In nearby Nant-glas, across the river Wye from the village of Llanwrthwl, the Living Willow Theatre, an open-air theatre constructed of living willow trees, was opened in 2007.

== Sport ==
Rhayader Town F.C., despite previously having some success in the League of Wales - the top-tier of domestic Welsh football between 1997 and 2002, ceased to exist in the summer of 2006. The club has since reformed, and in its inaugural season gained promotion into the Spar Mid Wales League. A subsequent promotion to the Cymru Alliance followed, but a finishing position of 15th saw the team relegated after just one season. The town's rugby union team play in the Cambrian Training Mid Wales League. There is also a cricket club and thriving local darts, dominos and pool leagues.

The town is also well known by motocross fans. Every summer a series of events take place at the nearby Cwmythig Hill circuit, with many of Britain's top riders taking part. The race series regularly attracts over 5,000 spectators.

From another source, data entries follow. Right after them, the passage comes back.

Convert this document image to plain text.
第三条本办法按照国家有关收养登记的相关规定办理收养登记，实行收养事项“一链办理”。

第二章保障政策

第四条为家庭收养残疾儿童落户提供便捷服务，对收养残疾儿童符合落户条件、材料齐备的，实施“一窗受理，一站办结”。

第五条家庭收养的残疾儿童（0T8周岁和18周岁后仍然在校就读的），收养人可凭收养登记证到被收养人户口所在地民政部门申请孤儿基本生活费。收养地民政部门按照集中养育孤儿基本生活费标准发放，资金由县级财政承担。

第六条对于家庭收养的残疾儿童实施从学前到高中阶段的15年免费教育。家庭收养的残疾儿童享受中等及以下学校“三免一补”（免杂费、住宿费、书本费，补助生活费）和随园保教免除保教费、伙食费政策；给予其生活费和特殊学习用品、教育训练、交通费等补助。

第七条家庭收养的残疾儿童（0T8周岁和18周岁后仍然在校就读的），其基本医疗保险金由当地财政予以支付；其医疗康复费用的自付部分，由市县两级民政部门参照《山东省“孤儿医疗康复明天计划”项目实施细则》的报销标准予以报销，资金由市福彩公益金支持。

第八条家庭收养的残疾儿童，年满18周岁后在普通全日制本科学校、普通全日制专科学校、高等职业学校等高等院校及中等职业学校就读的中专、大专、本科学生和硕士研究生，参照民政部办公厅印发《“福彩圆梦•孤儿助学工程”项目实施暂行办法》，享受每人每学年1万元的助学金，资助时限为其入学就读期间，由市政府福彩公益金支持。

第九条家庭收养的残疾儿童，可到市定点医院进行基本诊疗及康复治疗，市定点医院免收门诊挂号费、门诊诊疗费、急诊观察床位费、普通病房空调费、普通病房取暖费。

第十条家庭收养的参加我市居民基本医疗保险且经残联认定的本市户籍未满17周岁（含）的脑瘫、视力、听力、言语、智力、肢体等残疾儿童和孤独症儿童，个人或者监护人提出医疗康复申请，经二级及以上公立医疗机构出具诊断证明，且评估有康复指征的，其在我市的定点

As part of the annual carnival celebrations, Rhayader also plays host to a number of World Championship events in lesser celebrated sports, including wheelbarrow racing and rock-paper-scissors.

== Development ==

Rhayader and its surrounding districts are supported by development organisation Rhayader 2000 Ltd, established in 1996 to revive Rhayader's economy. Rhayader 2000 Ltd is a voluntary sector organisation representing a cross section of the local community. It builds links with Powys County Council, Rhayader Town Council, local businesses and charitable and voluntary organisations.

== In popular culture ==

Jasper Fforde's novels Shades of Grey: The Road to High Saffron and Red Side Story are suggested to be located in a dystopian version of Rhayader called East Carmine.